Six hundred would-be suicide bombers have been deployed to Pakistan’s southern port city of Karachi to target security forces, a media report said on Monday.

Two top militants from Jundullah (Army of God), a Pakistani Sunni Muslim organization that has close links with the al-Qaeda terrorist network, who were arrested last week after a shootout with police in Karachi told investigators that most of the suicide bombers were former students of Islamabad’s radical Red Mosque, the Daily Times said.

In July 2007, Army commandos stormed the mosque and its adjoining Islamic seminary to end a siege by hundreds of armed militants entrenched there for a week.
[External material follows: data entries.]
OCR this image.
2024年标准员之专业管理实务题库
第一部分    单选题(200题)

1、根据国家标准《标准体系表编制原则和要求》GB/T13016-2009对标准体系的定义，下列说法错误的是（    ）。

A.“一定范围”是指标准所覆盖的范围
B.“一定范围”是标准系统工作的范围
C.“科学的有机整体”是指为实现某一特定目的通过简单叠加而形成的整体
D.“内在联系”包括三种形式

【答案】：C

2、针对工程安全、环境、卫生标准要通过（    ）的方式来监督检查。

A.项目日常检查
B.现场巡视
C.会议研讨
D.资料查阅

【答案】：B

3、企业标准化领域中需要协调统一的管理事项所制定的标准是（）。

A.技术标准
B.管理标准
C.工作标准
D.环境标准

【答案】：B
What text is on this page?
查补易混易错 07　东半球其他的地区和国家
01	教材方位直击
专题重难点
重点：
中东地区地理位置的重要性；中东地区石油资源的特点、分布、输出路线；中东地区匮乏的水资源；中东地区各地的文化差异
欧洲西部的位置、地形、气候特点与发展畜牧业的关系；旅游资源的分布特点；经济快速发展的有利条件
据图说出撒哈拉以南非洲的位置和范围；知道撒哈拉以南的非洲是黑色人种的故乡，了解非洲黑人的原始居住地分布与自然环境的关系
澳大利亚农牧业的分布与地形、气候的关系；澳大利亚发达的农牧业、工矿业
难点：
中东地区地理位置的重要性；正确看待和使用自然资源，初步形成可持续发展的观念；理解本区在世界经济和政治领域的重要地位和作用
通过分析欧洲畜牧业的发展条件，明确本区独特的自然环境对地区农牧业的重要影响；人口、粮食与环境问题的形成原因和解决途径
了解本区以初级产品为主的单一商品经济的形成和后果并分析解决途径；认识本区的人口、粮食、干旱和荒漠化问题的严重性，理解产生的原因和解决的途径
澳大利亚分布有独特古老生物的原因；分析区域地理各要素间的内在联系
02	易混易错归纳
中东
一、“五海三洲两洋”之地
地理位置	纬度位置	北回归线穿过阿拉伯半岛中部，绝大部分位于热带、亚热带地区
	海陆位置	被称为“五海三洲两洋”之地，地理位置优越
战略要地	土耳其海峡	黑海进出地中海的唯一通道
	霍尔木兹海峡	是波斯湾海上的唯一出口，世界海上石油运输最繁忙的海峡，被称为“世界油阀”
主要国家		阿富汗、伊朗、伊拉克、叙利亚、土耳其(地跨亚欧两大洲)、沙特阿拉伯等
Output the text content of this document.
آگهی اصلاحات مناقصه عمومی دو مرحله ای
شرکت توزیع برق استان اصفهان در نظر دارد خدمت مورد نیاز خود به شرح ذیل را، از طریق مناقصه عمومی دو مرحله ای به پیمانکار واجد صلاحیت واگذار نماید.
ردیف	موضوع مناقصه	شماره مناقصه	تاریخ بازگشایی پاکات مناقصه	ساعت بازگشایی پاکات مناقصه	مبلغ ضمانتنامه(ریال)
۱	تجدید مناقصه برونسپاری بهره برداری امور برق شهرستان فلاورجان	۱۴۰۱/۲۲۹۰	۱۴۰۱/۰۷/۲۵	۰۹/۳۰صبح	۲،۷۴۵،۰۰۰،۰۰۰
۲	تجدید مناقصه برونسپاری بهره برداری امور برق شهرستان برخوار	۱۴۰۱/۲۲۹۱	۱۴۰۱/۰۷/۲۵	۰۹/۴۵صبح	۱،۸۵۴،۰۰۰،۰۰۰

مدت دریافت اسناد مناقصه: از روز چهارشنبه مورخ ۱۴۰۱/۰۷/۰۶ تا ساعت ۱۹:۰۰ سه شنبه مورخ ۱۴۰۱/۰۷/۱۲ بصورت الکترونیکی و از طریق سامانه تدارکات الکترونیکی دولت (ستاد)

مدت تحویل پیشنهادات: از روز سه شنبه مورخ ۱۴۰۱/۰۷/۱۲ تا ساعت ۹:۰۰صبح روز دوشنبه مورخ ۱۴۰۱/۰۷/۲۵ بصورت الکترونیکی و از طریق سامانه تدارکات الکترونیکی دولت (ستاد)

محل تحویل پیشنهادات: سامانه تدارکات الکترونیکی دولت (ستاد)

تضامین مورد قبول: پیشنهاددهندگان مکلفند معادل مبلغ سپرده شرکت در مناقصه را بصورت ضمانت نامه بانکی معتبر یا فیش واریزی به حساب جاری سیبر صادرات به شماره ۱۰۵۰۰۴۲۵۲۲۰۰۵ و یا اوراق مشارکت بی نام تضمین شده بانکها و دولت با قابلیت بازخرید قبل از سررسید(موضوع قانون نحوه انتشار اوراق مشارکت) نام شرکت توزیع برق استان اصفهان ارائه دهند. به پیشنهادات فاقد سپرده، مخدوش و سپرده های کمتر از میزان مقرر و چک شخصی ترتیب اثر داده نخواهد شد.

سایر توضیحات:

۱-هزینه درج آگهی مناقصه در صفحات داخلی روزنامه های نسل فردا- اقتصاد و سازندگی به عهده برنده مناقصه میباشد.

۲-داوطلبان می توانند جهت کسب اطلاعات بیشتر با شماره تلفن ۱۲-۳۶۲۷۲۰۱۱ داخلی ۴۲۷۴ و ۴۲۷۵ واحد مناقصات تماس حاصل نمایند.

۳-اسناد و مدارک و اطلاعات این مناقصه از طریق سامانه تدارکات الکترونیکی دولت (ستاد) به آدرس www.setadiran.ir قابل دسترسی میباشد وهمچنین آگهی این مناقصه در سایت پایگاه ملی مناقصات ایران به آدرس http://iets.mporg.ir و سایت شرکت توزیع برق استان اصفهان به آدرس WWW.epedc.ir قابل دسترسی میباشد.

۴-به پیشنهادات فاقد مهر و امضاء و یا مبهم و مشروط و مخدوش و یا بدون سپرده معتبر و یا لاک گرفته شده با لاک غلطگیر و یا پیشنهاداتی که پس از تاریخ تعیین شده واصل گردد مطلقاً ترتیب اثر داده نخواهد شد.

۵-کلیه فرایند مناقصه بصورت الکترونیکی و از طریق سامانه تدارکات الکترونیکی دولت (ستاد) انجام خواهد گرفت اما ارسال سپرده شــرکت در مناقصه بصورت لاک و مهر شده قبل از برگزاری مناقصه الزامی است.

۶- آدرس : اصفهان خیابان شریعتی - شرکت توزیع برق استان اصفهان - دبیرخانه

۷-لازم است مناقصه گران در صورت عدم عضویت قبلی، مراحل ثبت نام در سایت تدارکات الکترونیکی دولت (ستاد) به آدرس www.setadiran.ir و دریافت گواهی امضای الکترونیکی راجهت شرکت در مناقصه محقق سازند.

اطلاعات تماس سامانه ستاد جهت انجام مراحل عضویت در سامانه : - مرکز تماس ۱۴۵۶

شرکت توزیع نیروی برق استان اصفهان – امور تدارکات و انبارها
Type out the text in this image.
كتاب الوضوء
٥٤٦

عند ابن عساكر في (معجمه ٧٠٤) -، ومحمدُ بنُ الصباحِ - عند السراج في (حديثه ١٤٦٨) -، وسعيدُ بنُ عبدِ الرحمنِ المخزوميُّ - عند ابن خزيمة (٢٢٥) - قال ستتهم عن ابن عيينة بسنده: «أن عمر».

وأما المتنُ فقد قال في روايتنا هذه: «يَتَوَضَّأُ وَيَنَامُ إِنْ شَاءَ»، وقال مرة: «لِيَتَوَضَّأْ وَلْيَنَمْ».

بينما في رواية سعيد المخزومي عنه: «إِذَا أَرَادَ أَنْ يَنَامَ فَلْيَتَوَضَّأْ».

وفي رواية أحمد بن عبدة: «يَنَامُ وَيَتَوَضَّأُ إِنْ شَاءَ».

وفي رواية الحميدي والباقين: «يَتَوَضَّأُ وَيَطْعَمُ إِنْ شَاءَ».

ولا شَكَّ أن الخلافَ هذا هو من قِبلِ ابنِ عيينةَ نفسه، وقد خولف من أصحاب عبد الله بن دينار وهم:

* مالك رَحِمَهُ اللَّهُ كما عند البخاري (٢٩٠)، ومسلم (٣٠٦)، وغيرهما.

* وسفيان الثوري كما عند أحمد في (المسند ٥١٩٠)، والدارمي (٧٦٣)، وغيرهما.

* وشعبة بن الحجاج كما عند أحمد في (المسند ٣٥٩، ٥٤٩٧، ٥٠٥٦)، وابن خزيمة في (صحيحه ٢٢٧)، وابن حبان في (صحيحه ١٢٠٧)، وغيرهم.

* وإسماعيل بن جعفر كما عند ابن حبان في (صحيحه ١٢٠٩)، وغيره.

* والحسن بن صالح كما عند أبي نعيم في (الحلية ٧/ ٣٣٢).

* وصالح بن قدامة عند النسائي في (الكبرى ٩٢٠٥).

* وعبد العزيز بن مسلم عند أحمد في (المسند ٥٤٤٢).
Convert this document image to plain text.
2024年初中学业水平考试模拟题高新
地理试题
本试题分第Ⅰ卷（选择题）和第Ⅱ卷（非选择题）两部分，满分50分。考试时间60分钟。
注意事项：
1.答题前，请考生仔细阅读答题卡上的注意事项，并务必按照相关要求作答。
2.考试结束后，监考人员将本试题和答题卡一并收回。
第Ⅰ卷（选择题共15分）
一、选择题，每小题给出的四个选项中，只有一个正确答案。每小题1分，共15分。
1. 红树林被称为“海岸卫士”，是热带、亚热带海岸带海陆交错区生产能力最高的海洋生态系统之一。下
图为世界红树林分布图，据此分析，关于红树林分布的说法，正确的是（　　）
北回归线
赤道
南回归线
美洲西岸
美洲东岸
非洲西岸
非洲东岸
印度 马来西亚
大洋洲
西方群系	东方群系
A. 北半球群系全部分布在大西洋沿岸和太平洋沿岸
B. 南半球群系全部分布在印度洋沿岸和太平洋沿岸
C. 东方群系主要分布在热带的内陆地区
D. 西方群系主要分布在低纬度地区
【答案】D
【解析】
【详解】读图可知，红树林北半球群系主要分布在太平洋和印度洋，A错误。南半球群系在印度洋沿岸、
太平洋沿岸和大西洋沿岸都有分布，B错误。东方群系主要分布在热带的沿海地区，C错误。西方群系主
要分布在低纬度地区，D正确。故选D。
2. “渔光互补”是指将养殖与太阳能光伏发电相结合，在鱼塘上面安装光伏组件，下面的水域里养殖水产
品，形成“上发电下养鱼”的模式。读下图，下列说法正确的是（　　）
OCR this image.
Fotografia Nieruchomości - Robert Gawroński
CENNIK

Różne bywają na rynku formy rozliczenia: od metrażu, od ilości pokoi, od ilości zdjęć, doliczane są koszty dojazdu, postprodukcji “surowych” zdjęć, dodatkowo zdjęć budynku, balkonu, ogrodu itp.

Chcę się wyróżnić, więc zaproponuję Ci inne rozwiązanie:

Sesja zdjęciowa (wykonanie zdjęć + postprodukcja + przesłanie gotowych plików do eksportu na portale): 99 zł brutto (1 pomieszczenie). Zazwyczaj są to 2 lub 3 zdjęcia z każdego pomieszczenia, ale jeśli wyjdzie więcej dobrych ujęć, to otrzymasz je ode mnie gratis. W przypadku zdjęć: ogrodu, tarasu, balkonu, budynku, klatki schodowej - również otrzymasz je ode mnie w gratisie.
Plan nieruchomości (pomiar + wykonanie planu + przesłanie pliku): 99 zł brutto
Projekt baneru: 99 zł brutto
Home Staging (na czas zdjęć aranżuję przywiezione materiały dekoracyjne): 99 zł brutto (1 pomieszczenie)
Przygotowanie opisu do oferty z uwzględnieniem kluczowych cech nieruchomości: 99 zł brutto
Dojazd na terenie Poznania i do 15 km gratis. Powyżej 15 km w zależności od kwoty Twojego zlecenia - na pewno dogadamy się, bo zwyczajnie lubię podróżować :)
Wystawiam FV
More than 110 people died in the raid while hundreds of rebels managed to flee.

“The 600 militants are mentally prepared and trained to carry out suicide attacks,” arrested Jundullah members Qasim Tori and Danish alias Talha told the police, the report said.

The militants also reportedly confessed to robbing foreign banks to generate funds for the operations.

Pro-Taliban militants are blamed for killing more than 700 people in more than 50 suicide bombings across Pakistan in 2007, many of which were carried out in retaliation for the Red Mosque siege.